Literary Fiction · Family Saga · Multigenerational Narrative

3 hand-picked literary fiction, family saga, and multigenerational narrative books curated by NextBookAfter.

Literary FictionFamily SagaMultigenerational Narrative
Cover of A Place for Us

A Place for Us

Tash Aw's 'The South' gripped you with its stark portrayal of cultural dislocation, where flawed protagonists chase dreams amid betrayal and class divides in bustling Shanghai. Readers loved the gritty realism that exposes the double-edged sword of ambition and familial rifts without sugarcoating the immigrant experience. For that same emotional depth and moral ambiguity, 'A Place for Us' by Fatima Farheen Mirza echoes the introspective struggles of a South Asian Muslim family in America, turning California's sprawl into a pressure cooker for identity and belonging.

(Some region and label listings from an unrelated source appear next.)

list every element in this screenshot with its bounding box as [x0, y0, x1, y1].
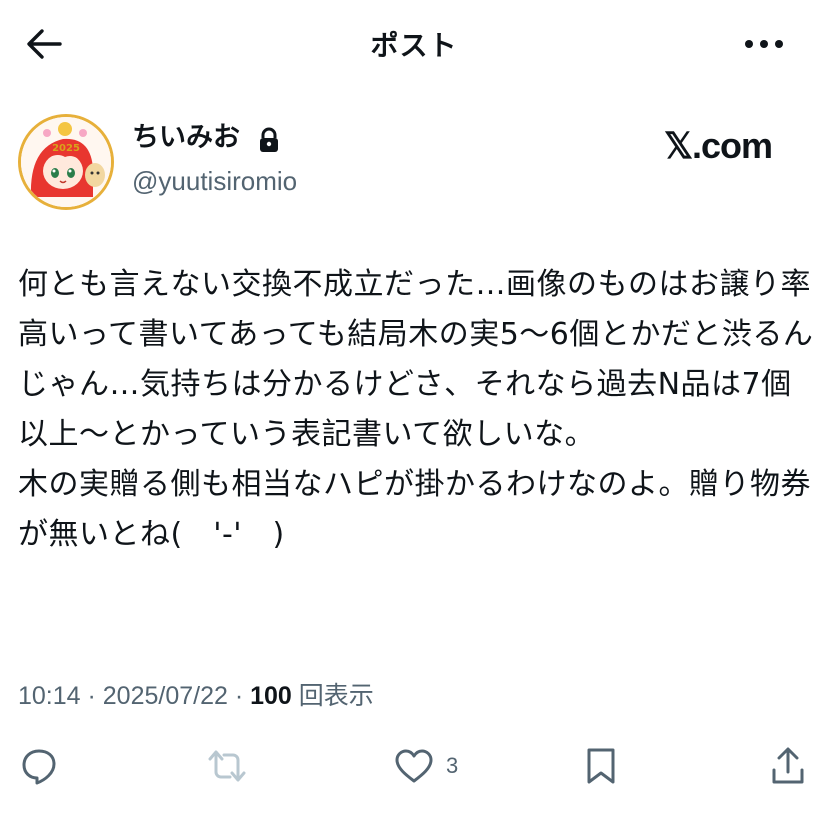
post-text: 何とも言えない交換不成立だった…画像のものはお譲り率高いって書いてあっても結局木… [18, 267, 814, 552]
meta-separator: · [227, 682, 251, 710]
reply-icon [22, 749, 56, 785]
like-count: 3 [446, 753, 459, 778]
views-count: 100 [250, 682, 292, 710]
repost-icon [208, 750, 246, 782]
display-name[interactable]: ちいみお [132, 120, 240, 156]
more-options-button[interactable] [734, 22, 794, 66]
post-time[interactable]: 10:14 [18, 682, 81, 710]
repost-button[interactable] [206, 744, 248, 788]
user-handle[interactable]: @yuutisiromio [132, 164, 297, 198]
bookmark-button[interactable] [584, 744, 618, 788]
x-com-watermark: 𝕏.com [664, 125, 773, 166]
more-horizontal-icon [745, 40, 783, 48]
reply-button[interactable] [20, 744, 58, 788]
post-date[interactable]: 2025/07/22 [103, 682, 228, 710]
anime-avatar: 2025 [21, 117, 111, 207]
bookmark-icon [587, 748, 615, 784]
page-title: ポスト [370, 29, 458, 62]
post-meta: 10:14 · 2025/07/22 · 100 回表示 [18, 678, 374, 714]
avatar-year: 2025 [52, 143, 80, 154]
meta-separator: · [80, 682, 103, 710]
avatar[interactable]: 2025 [18, 114, 114, 210]
views-label: 回表示 [291, 682, 374, 710]
like-button[interactable]: 3 [394, 744, 458, 788]
heart-icon [395, 749, 433, 783]
share-button[interactable] [770, 744, 806, 788]
share-icon [772, 747, 804, 784]
lock-icon [258, 127, 280, 153]
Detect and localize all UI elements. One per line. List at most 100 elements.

Cover of The Most Fun We Ever Had

The Most Fun We Ever Had

You fell for Mrs. Everything because it didn't flinch—two sisters navigating feminism, sexuality, and family wounds across decades, blending nostalgic historical detail with gritty emotional honesty. It gave you permission to see the messiness of women's lives as worthy of epic storytelling, mixing heartbreak with humor sharp enough to cut. If that multigenerational ache and unvarnished truth-telling hooked you, we've found the follow-up that delivers the same cathartic gut-punch.

Cover of The Vanishing Half

The Vanishing Half

You stayed for Ferrante's refusal to sanitize female bonds—the envy, the betrayal, the toxic vitality that makes sisterhood a battlefield. You craved prose that didn't flinch when depicting class mobility as an illusion and motherhood as a burden without redemption. If those raw truths hit like a confession you'd been waiting to hear, you need stories that honor that same ferocity.